Des revendications sont plus dures. L'une réclame « l'interdiction des postes à responsabilités de management aux personnes qui ont été jugés coupables de harcèlement moral ou sexuel ». D'autres veulent des sanctions lourdes pour les harceleurs, « quels qu'ils soient », et une confrontation « obligatoire » avec un médiateur en cas de dénonciation de harcèlement moral. « On ne renouvelle pas un chef de service sans une enquête externe après plainte pour discrimination ou harcèlement », gronde ce praticien. « Il faut des conséquences pénales pour harcèlements et humiliations morales, même si la personne qui l'a fait est le chef du pôle ou du service », pousse ce PH. 

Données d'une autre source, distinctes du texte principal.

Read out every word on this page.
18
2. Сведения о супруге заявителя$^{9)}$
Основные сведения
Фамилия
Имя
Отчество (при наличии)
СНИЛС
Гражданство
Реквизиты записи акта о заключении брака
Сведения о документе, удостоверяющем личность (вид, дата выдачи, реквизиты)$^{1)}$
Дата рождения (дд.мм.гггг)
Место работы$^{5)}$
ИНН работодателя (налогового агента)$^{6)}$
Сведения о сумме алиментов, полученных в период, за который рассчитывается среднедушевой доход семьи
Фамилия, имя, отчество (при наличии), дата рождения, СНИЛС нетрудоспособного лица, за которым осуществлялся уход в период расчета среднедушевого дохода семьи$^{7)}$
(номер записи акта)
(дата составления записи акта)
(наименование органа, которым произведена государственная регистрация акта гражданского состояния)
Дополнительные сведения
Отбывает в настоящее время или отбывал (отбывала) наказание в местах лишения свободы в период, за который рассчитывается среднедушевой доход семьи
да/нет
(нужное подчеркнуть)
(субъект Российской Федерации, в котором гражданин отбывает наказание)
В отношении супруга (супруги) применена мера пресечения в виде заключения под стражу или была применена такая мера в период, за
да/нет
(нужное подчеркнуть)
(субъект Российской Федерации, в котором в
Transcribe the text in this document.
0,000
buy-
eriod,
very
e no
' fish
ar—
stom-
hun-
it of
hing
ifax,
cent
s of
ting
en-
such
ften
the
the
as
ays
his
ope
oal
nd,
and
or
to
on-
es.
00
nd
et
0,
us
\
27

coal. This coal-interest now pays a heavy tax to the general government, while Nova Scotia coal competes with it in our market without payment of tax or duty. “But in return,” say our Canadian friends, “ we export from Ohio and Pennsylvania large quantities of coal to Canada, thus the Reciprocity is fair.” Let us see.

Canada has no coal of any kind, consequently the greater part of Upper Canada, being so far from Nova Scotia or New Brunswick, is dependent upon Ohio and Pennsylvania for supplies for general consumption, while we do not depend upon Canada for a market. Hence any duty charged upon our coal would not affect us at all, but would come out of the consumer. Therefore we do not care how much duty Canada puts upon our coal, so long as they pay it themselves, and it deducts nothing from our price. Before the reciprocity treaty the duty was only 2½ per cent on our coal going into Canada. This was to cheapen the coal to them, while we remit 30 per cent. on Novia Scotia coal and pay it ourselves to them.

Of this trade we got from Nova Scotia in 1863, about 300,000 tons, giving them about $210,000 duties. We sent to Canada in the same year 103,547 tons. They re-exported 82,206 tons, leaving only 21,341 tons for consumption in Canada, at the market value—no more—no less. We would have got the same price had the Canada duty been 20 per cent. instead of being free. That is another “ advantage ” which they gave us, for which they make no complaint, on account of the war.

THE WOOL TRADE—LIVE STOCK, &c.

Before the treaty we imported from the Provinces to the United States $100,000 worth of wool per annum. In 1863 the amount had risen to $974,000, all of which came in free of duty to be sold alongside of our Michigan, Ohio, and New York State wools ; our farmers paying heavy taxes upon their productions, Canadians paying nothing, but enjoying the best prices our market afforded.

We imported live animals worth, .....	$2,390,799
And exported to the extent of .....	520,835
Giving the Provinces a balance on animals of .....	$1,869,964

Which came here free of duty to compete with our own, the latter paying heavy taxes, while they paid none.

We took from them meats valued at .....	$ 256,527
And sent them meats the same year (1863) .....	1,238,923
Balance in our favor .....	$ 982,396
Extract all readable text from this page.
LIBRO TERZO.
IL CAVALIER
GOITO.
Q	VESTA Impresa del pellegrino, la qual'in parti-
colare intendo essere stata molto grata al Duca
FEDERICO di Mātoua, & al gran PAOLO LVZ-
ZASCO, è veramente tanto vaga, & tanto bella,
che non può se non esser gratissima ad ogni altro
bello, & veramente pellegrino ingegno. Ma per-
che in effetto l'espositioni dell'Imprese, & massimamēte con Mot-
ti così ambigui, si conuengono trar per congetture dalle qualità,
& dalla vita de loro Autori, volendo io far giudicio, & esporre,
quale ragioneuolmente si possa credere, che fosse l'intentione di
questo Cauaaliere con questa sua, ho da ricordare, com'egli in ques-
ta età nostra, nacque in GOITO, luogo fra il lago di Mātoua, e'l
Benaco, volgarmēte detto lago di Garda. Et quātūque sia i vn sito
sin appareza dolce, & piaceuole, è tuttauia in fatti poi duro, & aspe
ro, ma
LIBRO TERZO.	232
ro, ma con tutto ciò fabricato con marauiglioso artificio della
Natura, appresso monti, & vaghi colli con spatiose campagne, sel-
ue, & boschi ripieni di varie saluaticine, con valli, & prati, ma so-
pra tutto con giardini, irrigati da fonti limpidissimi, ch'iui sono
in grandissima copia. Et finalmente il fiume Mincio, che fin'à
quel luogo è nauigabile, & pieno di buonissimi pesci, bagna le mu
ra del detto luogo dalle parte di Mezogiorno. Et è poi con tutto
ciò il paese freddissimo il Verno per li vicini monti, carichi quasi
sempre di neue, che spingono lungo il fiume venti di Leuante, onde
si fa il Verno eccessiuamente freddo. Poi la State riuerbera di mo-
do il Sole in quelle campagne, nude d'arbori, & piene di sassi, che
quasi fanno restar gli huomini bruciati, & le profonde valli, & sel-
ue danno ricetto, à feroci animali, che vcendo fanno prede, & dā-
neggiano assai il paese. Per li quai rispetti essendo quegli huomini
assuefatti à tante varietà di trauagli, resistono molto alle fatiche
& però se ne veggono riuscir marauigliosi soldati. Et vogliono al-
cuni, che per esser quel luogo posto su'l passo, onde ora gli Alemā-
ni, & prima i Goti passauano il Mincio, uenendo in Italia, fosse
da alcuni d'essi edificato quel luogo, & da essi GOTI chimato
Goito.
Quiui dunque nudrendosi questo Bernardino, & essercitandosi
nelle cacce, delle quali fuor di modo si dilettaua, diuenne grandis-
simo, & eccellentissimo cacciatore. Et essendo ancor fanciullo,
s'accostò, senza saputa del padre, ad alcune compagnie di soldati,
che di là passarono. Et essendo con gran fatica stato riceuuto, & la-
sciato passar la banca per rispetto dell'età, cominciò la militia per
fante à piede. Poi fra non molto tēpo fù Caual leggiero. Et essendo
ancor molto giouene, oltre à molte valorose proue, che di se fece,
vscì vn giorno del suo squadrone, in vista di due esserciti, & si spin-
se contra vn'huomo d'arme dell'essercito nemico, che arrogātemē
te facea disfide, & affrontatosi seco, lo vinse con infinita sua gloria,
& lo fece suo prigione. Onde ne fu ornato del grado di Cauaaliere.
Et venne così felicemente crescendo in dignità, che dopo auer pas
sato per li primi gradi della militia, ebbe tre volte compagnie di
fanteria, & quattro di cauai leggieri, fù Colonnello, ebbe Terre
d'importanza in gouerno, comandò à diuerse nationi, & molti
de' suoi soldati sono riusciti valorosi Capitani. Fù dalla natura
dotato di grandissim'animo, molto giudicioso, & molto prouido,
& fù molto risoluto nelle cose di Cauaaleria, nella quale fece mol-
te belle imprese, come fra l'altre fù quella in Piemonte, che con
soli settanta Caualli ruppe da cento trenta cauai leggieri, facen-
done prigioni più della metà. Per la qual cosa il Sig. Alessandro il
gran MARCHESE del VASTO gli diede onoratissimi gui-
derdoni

Conscientes que ceux à l'origine de leurs tourments sont parfois bien placés dans la pyramide hospitalière, des femmes exigent des moyens pour dénoncer leur « bourreau », sans passer par leurs supérieurs hiérarchiques. Elles souhaitent la garantie que tout témoignage de harcèlement « ne portera pas préjudice à la carrière du plaignant ».